There were similar predictions last year when Mr. Jones threatened to burn the Islamic holy book on Sept. 11. While that decision was being discussed, throngs of reporters descended on the church, and Defense Secretary Robert M. Gates personally called and asked Mr. Jones not to do it. President Obama appealed to him over the airwaves.

This time would be different — and not just because the event would be held in relative obscurity, before only a small group of sympathizers. This time, Mr. Jones said, there would be a trial, a fact that he said added heft to his decision.

He teamed up with The Truth TV, a satellite channel out of California that is led by Ahmed Abaza, a former Muslim who converted to Christianity and who, Mr. Jones said, sympathizes with the church’s message.

The pastor said The Truth TV reached out to him last year after he canceled his plan to burn the Koran, and a partnership of sorts has since flourished. Mr. Abaza helped provide him with most of the witnesses and lawyers for the mock trial, Mr. Jones said.

“I was not the judge,” said Mr. Jones, who also said he had read only portions of the Koran and not the entire text.

There was a prosecutor and a defense lawyer for the Koran, an imam from Texas. There were witnesses — although the defense did not call any — and a jury.

Yes, he said, he knew some of the jurors, and others came to the event after learning about it through his group’s Facebook page. (“People were afraid, so not many volunteered,” he said.) And yes, perhaps, his Facebook followers made up the majority who sentenced the Koran to burning in an online poll.

Still, he said, “it was as fair a trial as we could have.”

The Truth TV streamed the mock trial live in Arabic but chose not to broadcast the actual burning. Video of the trial can be found at the church Web site.

Mr. Jones’s mission is not a popular one in these parts. The Dove World Outreach Center’s membership evaporated after his preaching began to focus on what Mr. Jones said are the dangers of Islam. “We don’t have any members,” he said. “It’s not something your average person wants to do.

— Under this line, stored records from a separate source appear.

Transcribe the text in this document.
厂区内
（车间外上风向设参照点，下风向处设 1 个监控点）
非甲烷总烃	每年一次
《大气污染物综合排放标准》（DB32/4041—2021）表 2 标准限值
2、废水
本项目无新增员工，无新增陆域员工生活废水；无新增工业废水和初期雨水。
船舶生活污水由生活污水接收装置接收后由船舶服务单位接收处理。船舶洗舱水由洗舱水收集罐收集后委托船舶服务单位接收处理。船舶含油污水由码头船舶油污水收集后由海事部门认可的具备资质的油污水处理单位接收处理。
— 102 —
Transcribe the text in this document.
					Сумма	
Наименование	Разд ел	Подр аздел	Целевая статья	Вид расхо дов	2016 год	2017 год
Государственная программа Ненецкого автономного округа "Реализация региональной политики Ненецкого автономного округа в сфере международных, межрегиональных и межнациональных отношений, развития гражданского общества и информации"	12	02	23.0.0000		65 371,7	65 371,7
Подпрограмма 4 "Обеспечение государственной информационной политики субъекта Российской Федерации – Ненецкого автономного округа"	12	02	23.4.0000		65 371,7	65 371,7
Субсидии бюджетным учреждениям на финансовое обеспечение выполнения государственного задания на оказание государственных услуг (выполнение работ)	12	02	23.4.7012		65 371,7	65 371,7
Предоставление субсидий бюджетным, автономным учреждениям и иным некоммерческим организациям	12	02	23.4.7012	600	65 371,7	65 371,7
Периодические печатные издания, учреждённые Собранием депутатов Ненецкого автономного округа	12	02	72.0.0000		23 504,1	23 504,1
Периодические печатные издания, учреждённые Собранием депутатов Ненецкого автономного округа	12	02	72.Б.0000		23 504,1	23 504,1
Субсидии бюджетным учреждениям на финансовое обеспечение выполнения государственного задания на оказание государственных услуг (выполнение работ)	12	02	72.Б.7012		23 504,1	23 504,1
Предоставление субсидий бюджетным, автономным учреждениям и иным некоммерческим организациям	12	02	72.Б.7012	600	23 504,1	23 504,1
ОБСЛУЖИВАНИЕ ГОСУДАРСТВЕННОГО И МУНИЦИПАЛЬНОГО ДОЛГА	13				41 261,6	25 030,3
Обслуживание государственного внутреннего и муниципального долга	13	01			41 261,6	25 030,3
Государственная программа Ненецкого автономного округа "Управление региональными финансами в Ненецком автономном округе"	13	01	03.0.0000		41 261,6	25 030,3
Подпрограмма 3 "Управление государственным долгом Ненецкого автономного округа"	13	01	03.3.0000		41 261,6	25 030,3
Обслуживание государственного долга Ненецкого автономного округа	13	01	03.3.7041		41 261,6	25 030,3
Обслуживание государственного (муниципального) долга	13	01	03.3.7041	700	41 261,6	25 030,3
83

“People want to hear the good news. But the church has a responsibility to speak about the word of God. But it also has to speak out about what is right — be it abortion or Islam. Churches and pastors are afraid.”

He said he was no longer welcome in Gainesville — which he considers too small and unenlightened to understand his message — and is seeking to move.

First, though, he has to sell the church’s property, which is not easy in Florida, which is one of the nation’s foreclosure capitals. And as his personal stake in his mission grows deeper, his bank account is running dry. (One source of income comes from his eBay sales of antique furniture, some of which he stores in the church.)

“Things are not easy at this particular time,” said Mr. Jones, a Missouri native whose first career was as a hotel manager. “This has not been a moneymaking venture.”

Residents in this city, home to the University of Florida, are also less than thrilled.

Out in front of the church, signs that read “Islam Is of the Devil” have been edited by outsiders to say “Love All Men.” In a housing complex across the street, some of the residents said they could not wait for Mr. Jones to leave.

“Why are they trying to incite hatred and anger?” asked Shawnna Kochman. “They are mean. God is meant to have loved everyone. It’s a cult.”